My friend called me last weekend to tell me she broke her leg and was now unable to drive, much less hobble around a large convention center. I soon realized that I was now committed to go to this event alone-where the organizers were expecting 30,000 people. Where I didn't know a soul, and my only anchor to this event was stuck at home, laid up and unable to participate. My friend later told me she was really surprised by my terror, because I am such an extrovert and never seem to shy away from a social occasion. True, I told her, but on my terms. She had no idea that crowds give me hives, and that the thought of being there without her literally made me ill. A wave of nausea washed over me, and then I tried to talk myself into going to the event alone. Try as I might, I couldn't let go of the sick feeling I had inside, or the urge to run for the hills.
So, I did the irresponsible thing and cancelled. Yeah, I did. Even though I had committed to being there to volunteer my time and talents for a good cause. Even though I knew the organizer was probably having a hard enough time replacing one coach, and now, I was asking her to replace two. Even though it was a great opportunity to create new business contacts and meet potential new clients. I didn't even have any sort of scheduling conflict I could blame, although it did run through my mind that I could make up a story.

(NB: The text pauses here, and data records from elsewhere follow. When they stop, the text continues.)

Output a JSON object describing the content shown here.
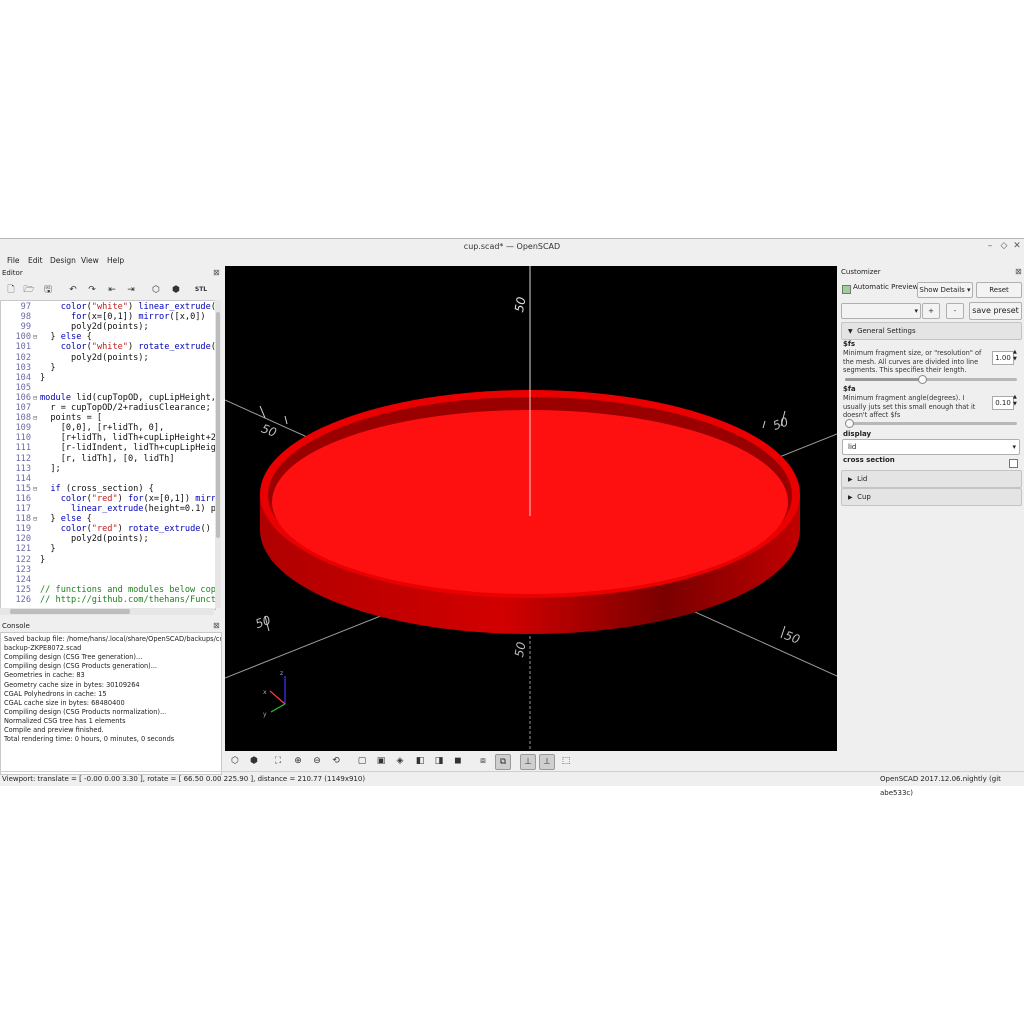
{
  "window": {
    "title": "cup.scad* — OpenSCAD",
    "controls": [
      "–",
      "◇",
      "✕"
    ]
  },
  "menu": [
    "File",
    "Edit",
    "Design",
    "View",
    "Help"
  ],
  "editor": {
    "title": "Editor",
    "toolbar_icons": [
      "new-file-icon",
      "open-file-icon",
      "save-file-icon",
      "undo-icon",
      "redo-icon",
      "unindent-icon",
      "indent-icon",
      "preview-icon",
      "render-icon",
      "export-stl-icon"
    ],
    "stl_label": "STL",
    "lines": [
      {
        "n": "97",
        "fold": "",
        "html": "    <span class='kw'>color</span>(<span class='str'>\"white\"</span>) <span class='kw'>linear_extrude</span>("
      },
      {
        "n": "98",
        "fold": "",
        "html": "      <span class='kw'>for</span>(x=[0,1]) <span class='kw'>mirror</span>([x,0])"
      },
      {
        "n": "99",
        "fold": "",
        "html": "      poly2d(points);"
      },
      {
        "n": "100",
        "fold": "⊟",
        "html": "  } <span class='kw'>else</span> {"
      },
      {
        "n": "101",
        "fold": "",
        "html": "    <span class='kw'>color</span>(<span class='str'>\"white\"</span>) <span class='kw'>rotate_extrude</span>("
      },
      {
        "n": "102",
        "fold": "",
        "html": "      poly2d(points);"
      },
      {
        "n": "103",
        "fold": "",
        "html": "  }"
      },
      {
        "n": "104",
        "fold": "",
        "html": "}"
      },
      {
        "n": "105",
        "fold": "",
        "html": ""
      },
      {
        "n": "106",
        "fold": "⊟",
        "html": "<span class='kw'>module</span> lid(cupTopOD, cupLipHeight,"
      },
      {
        "n": "107",
        "fold": "",
        "html": "  r = cupTopOD/2+radiusClearance;"
      },
      {
        "n": "108",
        "fold": "⊟",
        "html": "  points = ["
      },
      {
        "n": "109",
        "fold": "",
        "html": "    [0,0], [r+lidTh, 0],"
      },
      {
        "n": "110",
        "fold": "",
        "html": "    [r+lidTh, lidTh+cupLipHeight+2"
      },
      {
        "n": "111",
        "fold": "",
        "html": "    [r-lidIndent, lidTh+cupLipHeig"
      },
      {
        "n": "112",
        "fold": "",
        "html": "    [r, lidTh], [0, lidTh]"
      },
      {
        "n": "113",
        "fold": "",
        "html": "  ];"
      },
      {
        "n": "114",
        "fold": "",
        "html": ""
      },
      {
        "n": "115",
        "fold": "⊟",
        "html": "  <span class='kw'>if</span> (cross_section) {"
      },
      {
        "n": "116",
        "fold": "",
        "html": "    <span class='kw'>color</span>(<span class='str'>\"red\"</span>) <span class='kw'>for</span>(x=[0,1]) <span class='kw'>mirr</span>"
      },
      {
        "n": "117",
        "fold": "",
        "html": "      <span class='kw'>linear_extrude</span>(height=0.1) p"
      },
      {
        "n": "118",
        "fold": "⊟",
        "html": "  } <span class='kw'>else</span> {"
      },
      {
        "n": "119",
        "fold": "",
        "html": "    <span class='kw'>color</span>(<span class='str'>\"red\"</span>) <span class='kw'>rotate_extrude</span>()"
      },
      {
        "n": "120",
        "fold": "",
        "html": "      poly2d(points);"
      },
      {
        "n": "121",
        "fold": "",
        "html": "  }"
      },
      {
        "n": "122",
        "fold": "",
        "html": "}"
      },
      {
        "n": "123",
        "fold": "",
        "html": ""
      },
      {
        "n": "124",
        "fold": "",
        "html": ""
      },
      {
        "n": "125",
        "fold": "",
        "html": "<span class='cm'>// functions and modules below cop</span>"
      },
      {
        "n": "126",
        "fold": "",
        "html": "<span class='cm'>// http://github.com/thehans/Funct</span>"
      }
    ]
  },
  "console": {
    "title": "Console",
    "lines": [
      "Saved backup file: /home/hans/.local/share/OpenSCAD/backups/cup-",
      "backup-ZKPE8072.scad",
      "Compiling design (CSG Tree generation)...",
      "Compiling design (CSG Products generation)...",
      "Geometries in cache: 83",
      "Geometry cache size in bytes: 30109264",
      "CGAL Polyhedrons in cache: 15",
      "CGAL cache size in bytes: 68480400",
      "Compiling design (CSG Products normalization)...",
      "Normalized CSG tree has 1 elements",
      "Compile and preview finished.",
      "Total rendering time: 0 hours, 0 minutes, 0 seconds"
    ]
  },
  "viewport": {
    "axis_labels": [
      "50",
      "50",
      "50",
      "50",
      "50",
      "50",
      "50"
    ],
    "gizmo": [
      "x",
      "y",
      "z"
    ],
    "object_color": "#ff0000"
  },
  "view_toolbar": [
    "preview-icon",
    "render-icon",
    "zoom-all-icon",
    "zoom-in-icon",
    "zoom-out-icon",
    "reset-view-icon",
    "view-right-icon",
    "view-top-icon",
    "view-bottom-icon",
    "view-left-icon",
    "view-front-icon",
    "view-back-icon",
    "perspective-icon",
    "orthogonal-icon",
    "show-axes-icon",
    "show-scale-icon",
    "show-edges-icon"
  ],
  "customizer": {
    "title": "Customizer",
    "auto_preview": "Automatic Preview",
    "show_details": "Show Details",
    "reset": "Reset",
    "plus": "+",
    "minus": "-",
    "save_preset": "save preset",
    "general": "General Settings",
    "fs": {
      "label": "$fs",
      "desc": "Minimum fragment size, or \"resolution\" of the mesh.  All curves are divided into line segments. This specifies their length.",
      "value": "1.00",
      "level": 0.45
    },
    "fa": {
      "label": "$fa",
      "desc": "Minimum fragment angle(degrees).  I usually juts set this small enough that it doesn't affect $fs",
      "value": "0.10",
      "level": 0.0
    },
    "display": {
      "label": "display",
      "value": "lid"
    },
    "cross_section": {
      "label": "cross section"
    },
    "groups": [
      "Lid",
      "Cup"
    ]
  },
  "status": {
    "left": "Viewport: translate = [ -0.00 0.00 3.30 ], rotate = [ 66.50 0.00 225.90 ], distance = 210.77 (1149x910)",
    "right": "OpenSCAD 2017.12.06.nightly (git abe533c)"
  }
}
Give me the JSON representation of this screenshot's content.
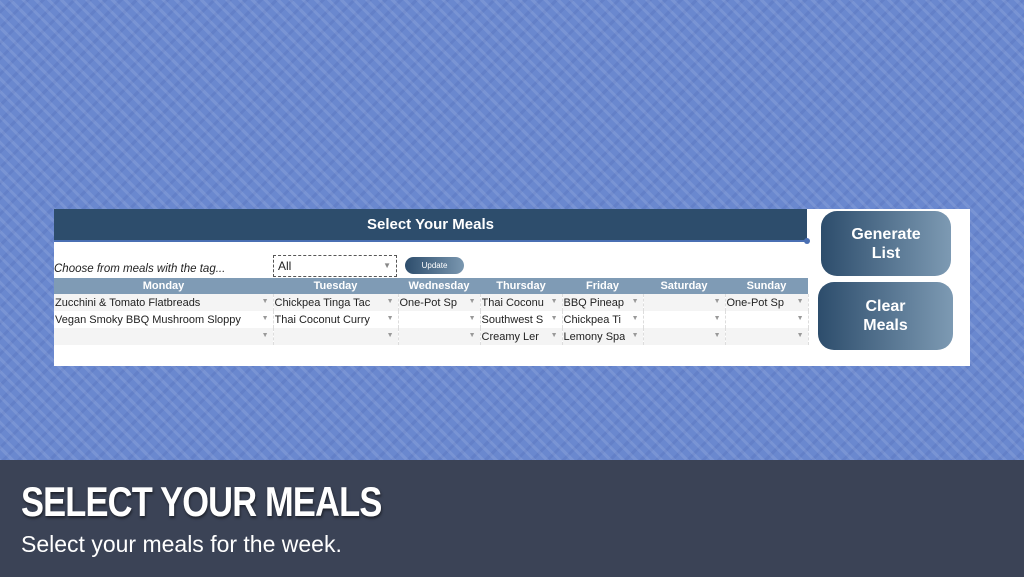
{
  "sheet": {
    "title": "Select Your Meals",
    "tag_label": "Choose from meals with the tag...",
    "tag_value": "All",
    "update_label": "Update",
    "days": [
      "Monday",
      "Tuesday",
      "Wednesday",
      "Thursday",
      "Friday",
      "Saturday",
      "Sunday"
    ],
    "rows": [
      [
        "Zucchini & Tomato Flatbreads",
        "Chickpea Tinga Tac",
        "One-Pot Sp",
        "Thai Coconu",
        "BBQ Pineap",
        "",
        "One-Pot Sp"
      ],
      [
        "Vegan Smoky BBQ Mushroom Sloppy",
        "Thai Coconut Curry",
        "",
        "Southwest S",
        "Chickpea Ti",
        "",
        ""
      ],
      [
        "",
        "",
        "",
        "Creamy Ler",
        "Lemony Spa",
        "",
        ""
      ]
    ]
  },
  "buttons": {
    "generate": [
      "Generate",
      "List"
    ],
    "clear": [
      "Clear",
      "Meals"
    ]
  },
  "caption": {
    "title": "SELECT YOUR MEALS",
    "subtitle": "Select your meals for the week."
  }
}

Yes, I could lie and tell the organizer that I wasn't actually flaky, but this pretend thing had happened to me and so I just couldn't make it to the event, and sorry, sorry, sorry.....etc. But, that's not what I did. I told her the truth. I told her that I knew that I had committed to this event, but now that the situation had changed (i.e., my friend can't be there, and now, I don't want to be there without her), and I was very uncomfortable participating alone. I gave her a week's notice to find someone else. I wished her luck and told her I was genuinely sorry that I felt I needed to back out. I'm sure she's pissed, and I totally understand why she would be.
Here's the thing I want to discuss- the situation that I had agreed to be a part of changed. When I made the agreement, it was to be my friend and I, super buddies, volunteering and saving the world...blah blah blah. But she broke her leg....and for me, that changed the game. Even a few years ago, backing out would have been unthinkable to me. I would have gone to the event, after dreading it for a week, felt queasy, fulfilled my obligation, and then been pissed off at myself for following through with something that didn't feel good to me. Because I used to do things all the time that felt icky to me, and I used to think I had no choice. I would have acted on thoughts like "Once you make a commitment, you stick to it. No matter what. Just buck up and get it done." What I have realized after years of working to become my most authentic self, is that I can sometimes change my mind when the parameters of situation I agreed to change.
Crazy, right? I can change my mind, even if the only reason is cuz I don't want to. I've learned that it is important for me to consider my feelings as well as the feelings of others when I make a commitment. Since coming upon this radical idea, my life has become immeasurably better, lighter and happier. I almost always do what I say I'm going to do when I say I'm going to do it- but now I give myself an escape hatch in case of "feeling icky" about it. And you know what? People get over it. Because I am reliable 99% of the time to other people. It's just that now I'm reliable 100% of the time to me.